Workload associated with use of VITOM is moderately low, but weighted toward the surgeon and the tech, with the nurse experiencing significantly less demand, although once again this difference is not substantial. This is also reflected in the setup time, which reduces with increased expertise of surgeon and tech, with what appears to be a clear effect of surgeon expertise in relation to the proportion of operative time used. This latter effect may be because initially surgeons select shorter, less challenging operations to use VITOM.

It is worth considering these findings from the perspective of the technology acceptance framework. The subjective ratings suggest that there may be important benefits in perceived usefulness of the device. There may also be benefits for the surgeons, in terms of reduction in neck discomfort, but these may not be immediately apparent. The learning curve suggests that between 10 and 30 cases are required to reach a point where impact on operative time is not significant. Interestingly, the people who perceive it to be of most benefit are the surgical techs and circulating nurse–not necessarily the surgeon who would normally decide to use the VITOM. Thus, there may be a period where staffs feel the device will be of use, with few usability problems–predisposing them to want to use the device–while surgeons' perceptions may not be as positive, either in utility or ease of use. Given that it is usually the surgeon who would decide to use the VITOM, this could be a barrier to realizing the real benefits of the device. This also demonstrates a weakness in TAM, which only accounts for individual perceptions, not the perceptions across the team and, thus, may not be entirely predictive. Given that most surgical technologies are used across team members, this may be an important future development of the model.

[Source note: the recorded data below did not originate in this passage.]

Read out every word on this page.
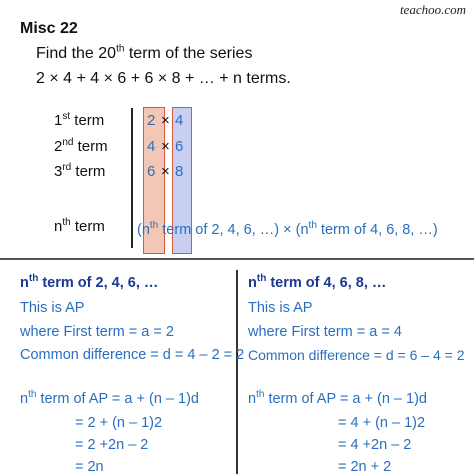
teachoo.com
Misc 22
Find the 20th term of the series
2 × 4 + 4 × 6 + 6 × 8 + … + n terms.
1st term	2 × 4
2nd term	4 × 6
3rd term	6 × 8
$n^{th}$ term ($n^{th}$ term of 2, 4, 6, …) × ($n^{th}$ term of 4, 6, 8, …)
$n^{th}$ term of 2, 4, 6, …
This is AP
where First term = a = 2
Common difference = d = 4 – 2 = 2
$n^{th}$ term of AP = a + (n – 1)d
= 2 + (n – 1)2
= 2 +2n – 2
= 2n
$n^{th}$ term of 4, 6, 8, …
This is AP
where First term = a = 4
Common difference = d = 6 – 4 = 2
$n^{th}$ term of AP = a + (n – 1)d
= 4 + (n – 1)2
= 4 +2n – 2
= 2n + 2
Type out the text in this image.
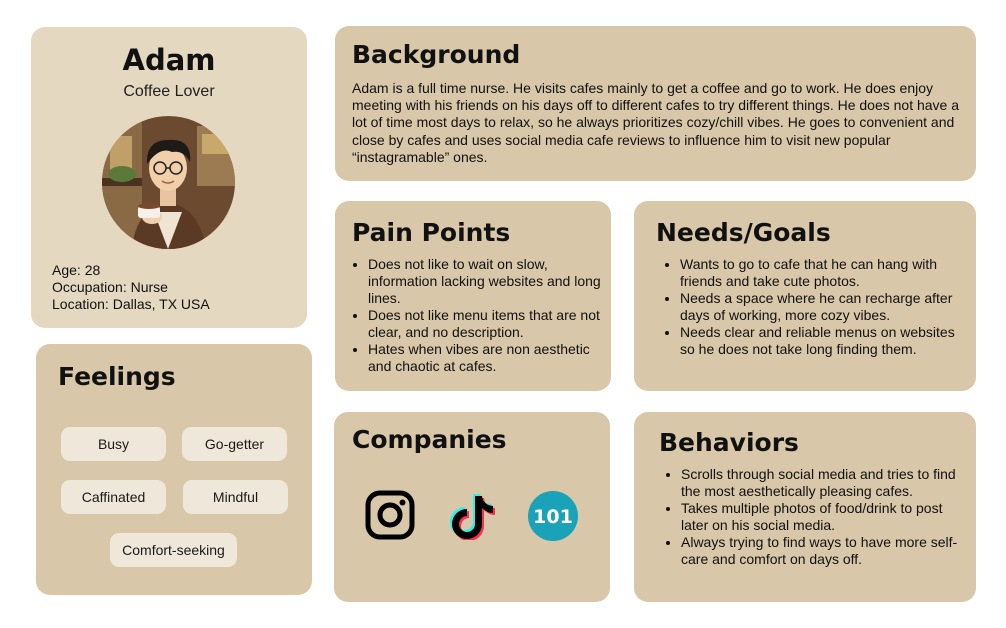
Adam
Coffee Lover
Age: 28
Occupation: Nurse
Location: Dallas, TX USA
Feelings
Busy	Go-getter
Caffinated	Mindful
Comfort-seeking
Background
Adam is a full time nurse. He visits cafes mainly to get a coffee and go to work. He does enjoy meeting with his friends on his days off to different cafes to try different things. He does not have a lot of time most days to relax, so he always prioritizes cozy/chill vibes. He goes to convenient and close by cafes and uses social media cafe reviews to influence him to visit new popular “instagramable” ones.
Pain Points
• Does not like to wait on slow, information lacking websites and long lines.
• Does not like menu items that are not clear, and no description.
• Hates when vibes are non aesthetic and chaotic at cafes.
Needs/Goals
• Wants to go to cafe that he can hang with friends and take cute photos.
• Needs a space where he can recharge after days of working, more cozy vibes.
• Needs clear and reliable menus on websites so he does not take long finding them.
Companies
101
Behaviors
• Scrolls through social media and tries to find the most aesthetically pleasing cafes.
• Takes multiple photos of food/drink to post later on his social media.
• Always trying to find ways to have more self-care and comfort on days off.
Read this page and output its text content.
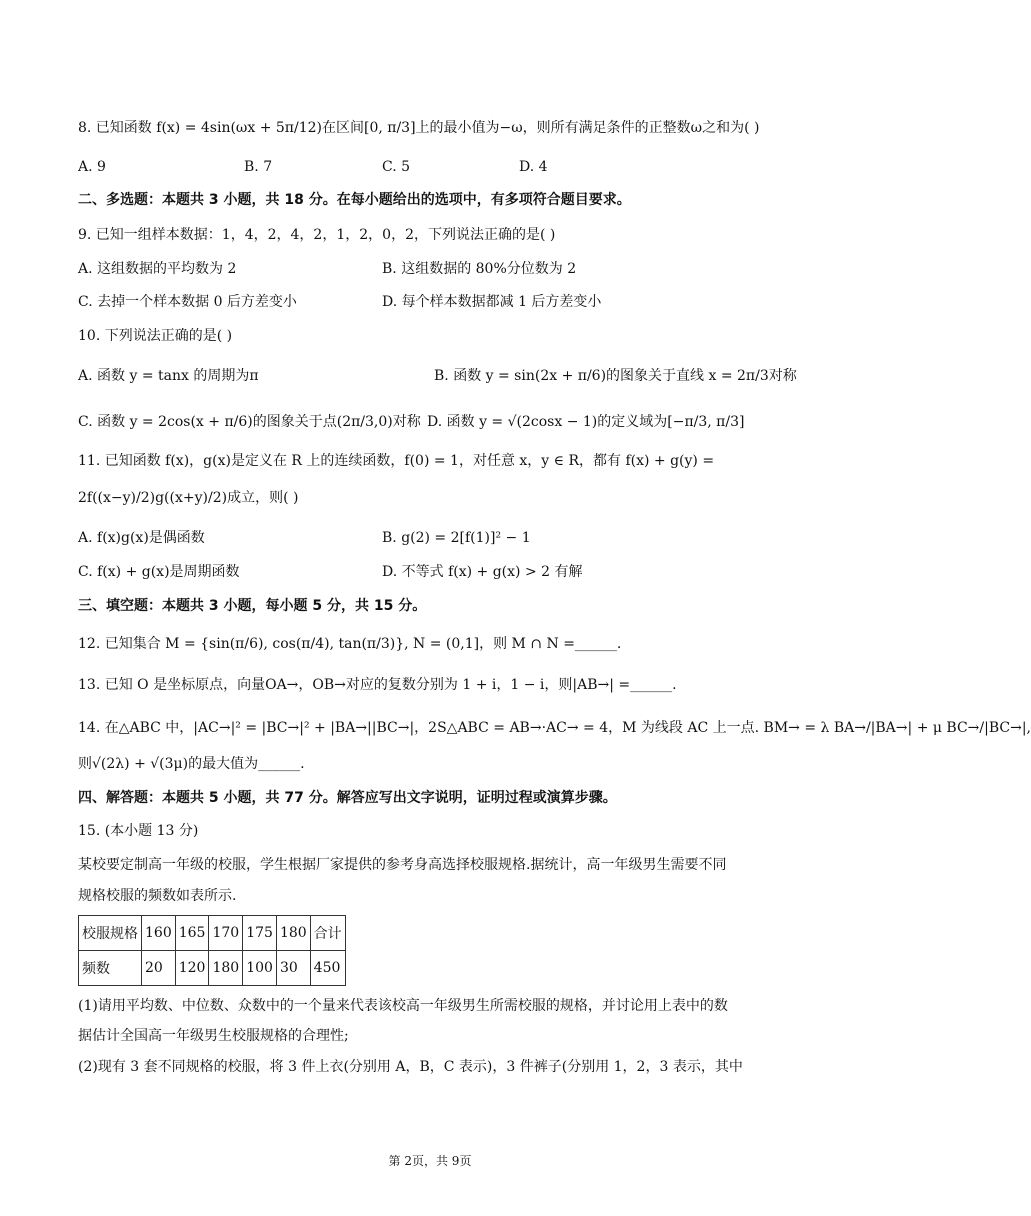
8. 已知函数 f(x) = 4sin(ωx + 5π/12)在区间[0, π/3]上的最小值为−ω，则所有满足条件的正整数ω之和为( )
A. 9	B. 7	C. 5	D. 4
二、多选题：本题共 3 小题，共 18 分。在每小题给出的选项中，有多项符合题目要求。
9. 已知一组样本数据：1，4，2，4，2，1，2，0，2，下列说法正确的是( )
A. 这组数据的平均数为 2	B. 这组数据的 80%分位数为 2
C. 去掉一个样本数据 0 后方差变小	D. 每个样本数据都减 1 后方差变小
10. 下列说法正确的是( )
A. 函数 y = tanx 的周期为π	B. 函数 y = sin(2x + π/6)的图象关于直线 x = 2π/3对称
C. 函数 y = 2cos(x + π/6)的图象关于点(2π/3,0)对称 D. 函数 y = √(2cosx − 1)的定义域为[−π/3, π/3]
11. 已知函数 f(x)，g(x)是定义在 R 上的连续函数，f(0) = 1，对任意 x，y ∈ R，都有 f(x) + g(y) =
2f((x−y)/2)g((x+y)/2)成立，则( )
A. f(x)g(x)是偶函数	B. g(2) = 2[f(1)]² − 1
C. f(x) + g(x)是周期函数	D. 不等式 f(x) + g(x) > 2 有解
三、填空题：本题共 3 小题，每小题 5 分，共 15 分。
12. 已知集合 M = {sin(π/6), cos(π/4), tan(π/3)}, N = (0,1]，则 M ∩ N =______.
13. 已知 O 是坐标原点，向量OA→，OB→对应的复数分别为 1 + i，1 − i，则|AB→| =______.
14. 在△ABC 中，|AC→|² = |BC→|² + |BA→||BC→|，2S△ABC = AB→·AC→ = 4，M 为线段 AC 上一点. BM→ = λ BA→/|BA→| + μ BC→/|BC→|,
则√(2λ) + √(3μ)的最大值为______.
四、解答题：本题共 5 小题，共 77 分。解答应写出文字说明，证明过程或演算步骤。
15. (本小题 13 分)
某校要定制高一年级的校服，学生根据厂家提供的参考身高选择校服规格.据统计，高一年级男生需要不同
规格校服的频数如表所示.
校服规格	160	165	170	175	180	合计
频数	20	120	180	100	30	450
(1)请用平均数、中位数、众数中的一个量来代表该校高一年级男生所需校服的规格，并讨论用上表中的数
据估计全国高一年级男生校服规格的合理性;
(2)现有 3 套不同规格的校服，将 3 件上衣(分别用 A，B，C 表示)，3 件裤子(分别用 1，2，3 表示，其中
第 2页，共 9页
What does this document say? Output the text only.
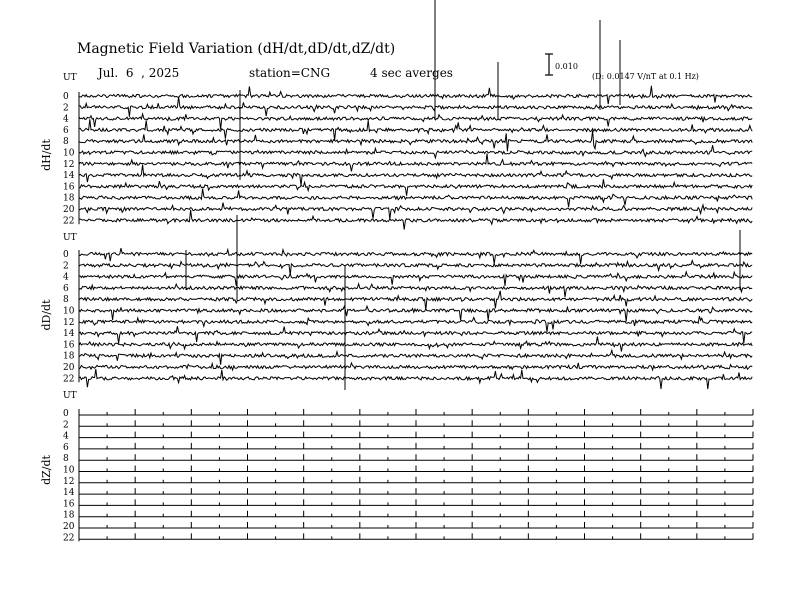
Magnetic Field Variation (dH/dt,dD/dt,dZ/dt)
Jul.  6  , 2025	station=CNG	4 sec averges	0.010
(D: 0.0147 V/nT at 0.1 Hz)
UT
dH/dt
0
2
4
6
8
10
12
14
16
18
20
22
UT
dD/dt
0
2
4
6
8
10
12
14
16
18
20
22
UT
dZ/dt
0
2
4
6
8
10
12
14
16
18
20
22
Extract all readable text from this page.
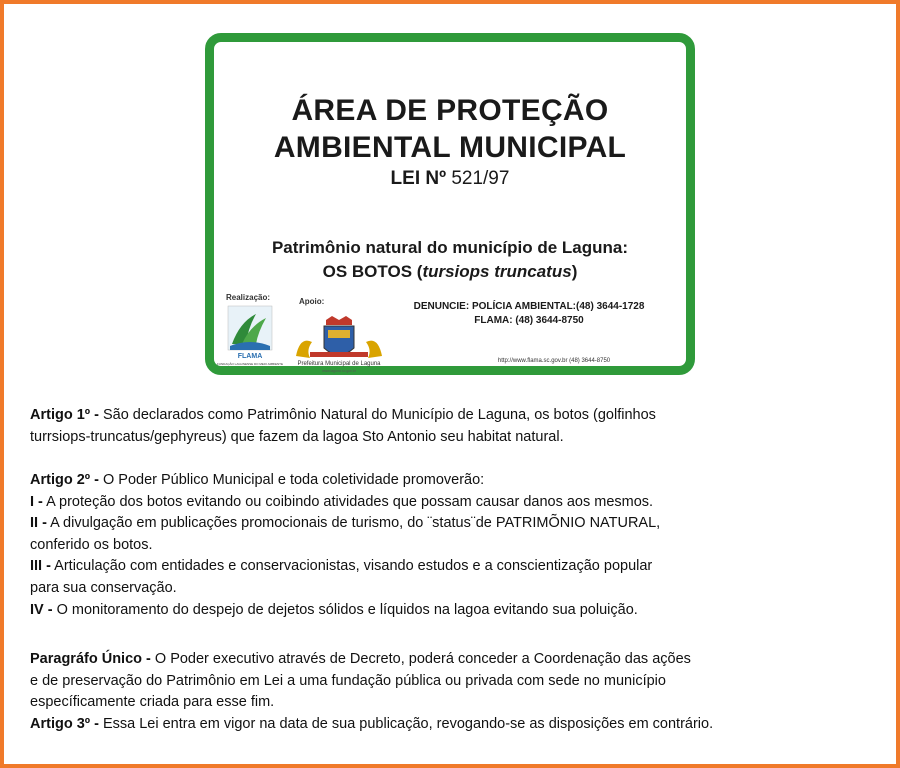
ÁREA DE PROTEÇÃO
AMBIENTAL MUNICIPAL
LEI Nº 521/97
Patrimônio natural do município de Laguna:
OS BOTOS (tursiops truncatus)
Realização:	Apoio:
FLAMA
FUNDAÇÃO LAGUNENSE DO MEIO AMBIENTE Prefeitura Municipal de Laguna
www.laguna.sc.gov.br
DENUNCIE: POLÍCIA AMBIENTAL:(48) 3644-1728
FLAMA: (48) 3644-8750
http://www.flama.sc.gov.br (48) 3644-8750

Artigo 1º - São declarados como Patrimônio Natural do Município de Laguna, os botos (golfinhos

turrsiops-truncatus/gephyreus) que fazem da lagoa Sto Antonio seu habitat natural.

Artigo 2º - O Poder Público Municipal e toda coletividade promoverão:

I - A proteção dos botos evitando ou coibindo atividades que possam causar danos aos mesmos.

II - A divulgação em publicações promocionais de turismo, do ¨status¨de PATRIMÕNIO NATURAL,

conferido os botos.

III - Articulação com entidades e conservacionistas, visando estudos e a conscientização popular

para sua conservação.

IV - O monitoramento do despejo de dejetos sólidos e líquidos na lagoa evitando sua poluição.

Paragráfo Único - O Poder executivo através de Decreto, poderá conceder a Coordenação das ações

e de preservação do Patrimônio em Lei a uma fundação pública ou privada com sede no município

específicamente criada para esse fim.

Artigo 3º - Essa Lei entra em vigor na data de sua publicação, revogando-se as disposições em contrário.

This was a moderate sized pilot study, using existing subjective measures on a relatively small sample of users and operations. The two-center design, in which one center (CSMC) had prior experience with VITOM while the other center (CNMC) did not, does create some bias in outcomes due to the learning curve of CNMC. While we acknowledge this potential drawback, we believe that this also provides valuable comparisons between more and less experienced team members highlighting the learning curve in using this technology. We cannot therefore draw generalizable conclusions from it, nor did we seek to develop a predictive computational model based on TAM. The effects we observed were relatively small, even though we found many significant differences. We did not evaluate surgeries which did not use VITOM, nor did we study process, teamwork, or outcome directly. These goals would, of course, be both desirable and achievable. Nevertheless, we have demonstrated why the evaluation of new technology in an operating room may not purely be one of clinical outcome or process comparison; how learning curves might impact not only outcomes but also acceptability; how a range of team members might have different perceptions and positive and negative motivations for using a device, and how subjective measurement techniques might be modeled to realize the benefits of user-centered design in surgical care.^9–12

This study suggests that there may be small penalties associated with VITOM use, but these reduce with increased experience and benefit both the surgeon and the rest of the team. It also demonstrates how the subjective considerations of utility and usability might influence adoption and could be considered early in the design and testing process, well before the generation of patient outcome data. We recommend a direct comparison of VITOM and non-VITOM cases to explore these findings in more detail and the accelerated application of human-centered design analysis to VITOM and other devices.